16/04/2026
We were very pleased to host the second guest speaker of our Voices from Southeast Asia Seminar Series this week. Launched in 2025, the series celebrates scholarship and scholars from across Southeast Asia, beyond Singapore.
Dr. Vilashini "Vila" Somiah is a feminist anthropologist with a focus on the lived experiences, narratives and agency of Bornean women, migrants, Indigenous communities, and gender and s*xual minorities. A Sabahan of mixed Tamil and Indigenous heritage, she is a tenured Senior Lecturer in Gender Studies at Universiti Malaya. With nearly fifteen years of research experience, Dr. Somiah has conducted extensive ethnographic fieldwork in Sabah, Sarawak, and the Peninsular of Malaysia. Her first book, Irregular Migrants and the Sea at the Borders of Sabah, Malaysia: Pelagic Alliance (2022), won the ACUM (The Universiti Malaya Award for Outstanding Achievement) for Best Social Science book.

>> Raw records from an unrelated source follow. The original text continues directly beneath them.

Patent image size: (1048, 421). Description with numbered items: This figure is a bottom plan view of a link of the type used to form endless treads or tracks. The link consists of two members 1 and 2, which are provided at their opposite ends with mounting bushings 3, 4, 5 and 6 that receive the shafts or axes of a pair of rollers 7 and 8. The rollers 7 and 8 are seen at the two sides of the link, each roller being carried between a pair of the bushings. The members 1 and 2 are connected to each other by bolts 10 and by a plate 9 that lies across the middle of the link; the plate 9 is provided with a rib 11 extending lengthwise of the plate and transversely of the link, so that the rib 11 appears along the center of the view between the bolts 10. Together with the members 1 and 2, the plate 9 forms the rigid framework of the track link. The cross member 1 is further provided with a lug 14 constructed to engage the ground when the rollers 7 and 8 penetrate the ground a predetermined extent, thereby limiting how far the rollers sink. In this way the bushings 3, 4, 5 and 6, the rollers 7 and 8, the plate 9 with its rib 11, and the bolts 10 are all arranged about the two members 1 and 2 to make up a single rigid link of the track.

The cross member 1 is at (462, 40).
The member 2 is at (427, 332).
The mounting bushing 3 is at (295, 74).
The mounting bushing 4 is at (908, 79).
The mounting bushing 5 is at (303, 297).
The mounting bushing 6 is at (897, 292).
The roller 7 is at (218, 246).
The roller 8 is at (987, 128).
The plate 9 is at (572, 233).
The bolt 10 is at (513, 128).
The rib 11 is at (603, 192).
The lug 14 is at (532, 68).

Her vibrant talk on Wednesday, 15 April 2026, titled "Paradoxical Belonging: Law, Faith, and Stateless Transgender Lives in Sabah," explored the intimately entangled worlds of displaced, undocumented, stateless, and dispossessed Indigenous communities in Malaysian Borneo. Dr Somiah examined how one particularly marginalised group - stateless Muslim transgender s*x workers - is simultaneously hyper-regulated and unrecognised as rights-bearing subjects within a "legal infrastructure of exclusion" composed of civil law, Syariah law, and Native Courts in Sabah and Sarawak. As she concluded, "the result is a deeply uneven system in which impossibility is manufactured, abandonment is normalised, and morality is weaponised to further marginalise those at the edges of recognition."
In addition to being an internationally recognised scholar - her recent appointments include fellowships at the London School of Economics' Saw Swee Hock Southeast Asia Centre and Harvard University's Asia Center - Dr Somiah also serves on the Southeast Asia Council of the Association for Asian Studies and co-founded The Datum Initiative, a regional research observatory working at the intersection of data, justice, and inclusive socio-economic transformation in Southeast Asia. Dr Somiah's work extends beyond scholarship; in her words, "to speak of one community, specifically stateless Muslim transgender women, is not just an academic exercise but an act of connection."